L’isolement provoqué par cette maladie neurologique est une réalité cruelle chez de nombreux patients. « Certains sont très isolés physiquement sans proches, célibataires et sans relation sociale mais une grande majorité silencieuse est composée de gens qui sont seuls alors qu’ils sont entourés, évalue Guillaume Molinier, directeur de la Ligue française contre la sclérose en plaques. Parce que c’est une pathologie que l’on n’arrive pas à expliquer facilement, avec des symptômes impérieux, notamment la fatigue. C’est une maladie chaotique et imprévisible ! Pour l’entourage même empathique, c’est compliqué d’assimiler qu’un jour vous mettez sur Facebook que vous avez fait une balade et que le lendemain vous êtes trop fatigué pour faire quelque chose. Même dans le couple, c’est compliqué, le patient ne veut pas forcément en parler ou l’autre ne veut pas entendre… Enfin d’autres patients sont isolés parce que l’accessibilité n’est pas au rendez-vous et ils n’en peuvent plus de se battre pour aller faire leurs courses ou retrouver des proches. » Un autre facteur d’isolement social réside dans le risque de perdre son emploi du fait de la maladie.

Pour la Journée mondiale de la SEP, la Fédération internationale de la sclérose en plaques, a donc choisi le thème des connexions, récurrent sur trois ans, pour illustrer les difficultés de connexions avec les autres et dans les neurones. « Cette année, nous avons anglé sur les connexions sociales, avec l’idée de travailler sur un indicateur de connexions en nombre et en qualité », reprend Guillaume Molinier. Cet indicateur pourrait potentiellement servir d’alerte et éviterait de se retrouver dans des situations dramatiques, comme celle de Florence :

« Un jour, j’ai pris des médicaments, je n’avais plus la force, déplore la jeune femme. Mais cela m’a servi de déclic car mon fils de 13 ans m’a dit : si tu n’es plus capable de te battre pour nous, alors ne te bats plus… J’ai perdu 65 kg, j »ai repris ma vie en mains, j’ai compris qu’il fallait que j’arrête de m’isoler et que j’avance ! »

Relancer la dynamique sociale

« Maintenant, la SEP m’a fait vraiment relativiser et je vois la vie différemment ! s’enthousiasme Florence. Elle m’a rapprochée d’une de mes sœurs et ma troisième sœur me tire vers le haut, tout en entendant et en comprenant les symptômes, l’épuisement. Il y a des gens à qui on parle mais sans être compris et cela fait perdre confiance en soi, mais j’ai aussi rencontré des personnes qui m’entourent et qui sont géniales : à la piscine, à l’école en emmenant mon fils et en discutant avec des parents. Certains sont devenus des amis. »

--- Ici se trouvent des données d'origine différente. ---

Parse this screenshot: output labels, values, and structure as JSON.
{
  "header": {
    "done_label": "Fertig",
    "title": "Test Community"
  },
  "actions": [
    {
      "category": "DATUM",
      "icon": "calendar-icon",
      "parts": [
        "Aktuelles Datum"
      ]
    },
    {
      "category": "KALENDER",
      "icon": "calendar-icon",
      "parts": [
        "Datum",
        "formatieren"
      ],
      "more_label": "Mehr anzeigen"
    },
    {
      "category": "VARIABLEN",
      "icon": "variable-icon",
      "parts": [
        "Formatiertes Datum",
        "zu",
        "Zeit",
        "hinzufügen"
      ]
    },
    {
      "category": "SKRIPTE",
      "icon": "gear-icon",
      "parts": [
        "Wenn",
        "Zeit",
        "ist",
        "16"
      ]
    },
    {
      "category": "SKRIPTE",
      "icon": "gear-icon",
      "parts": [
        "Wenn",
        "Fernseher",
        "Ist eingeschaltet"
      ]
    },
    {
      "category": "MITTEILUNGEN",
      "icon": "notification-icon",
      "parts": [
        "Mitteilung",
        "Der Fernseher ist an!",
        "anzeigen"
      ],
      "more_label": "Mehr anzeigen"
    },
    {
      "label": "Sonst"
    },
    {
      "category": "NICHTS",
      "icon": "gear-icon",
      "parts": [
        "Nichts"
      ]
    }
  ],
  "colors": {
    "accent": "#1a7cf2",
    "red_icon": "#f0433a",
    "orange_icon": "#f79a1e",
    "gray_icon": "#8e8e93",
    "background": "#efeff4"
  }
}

Le déclic de Florence est également venu des réseaux sociaux, avec le groupe baptisé les SEP warriors sur Facebook, en lien avec l’association SEP avenir. Celle-ci propose un ingénieux système de parrainage : un parrain ou une marraine accompagne une personne qui vient d’avoir le diagnostic ou qui est confrontée à des difficultés dans son parcours de patient. « Fabien est devenu mon parrain et m’a prise en main, c’est un petit bonheur cet homme ! s’exclame Florence. Je peux parler de tout et pas seulement de la maladie. La SEP vit en moi mais je ne vis pas pour elle, en aucun cas ! »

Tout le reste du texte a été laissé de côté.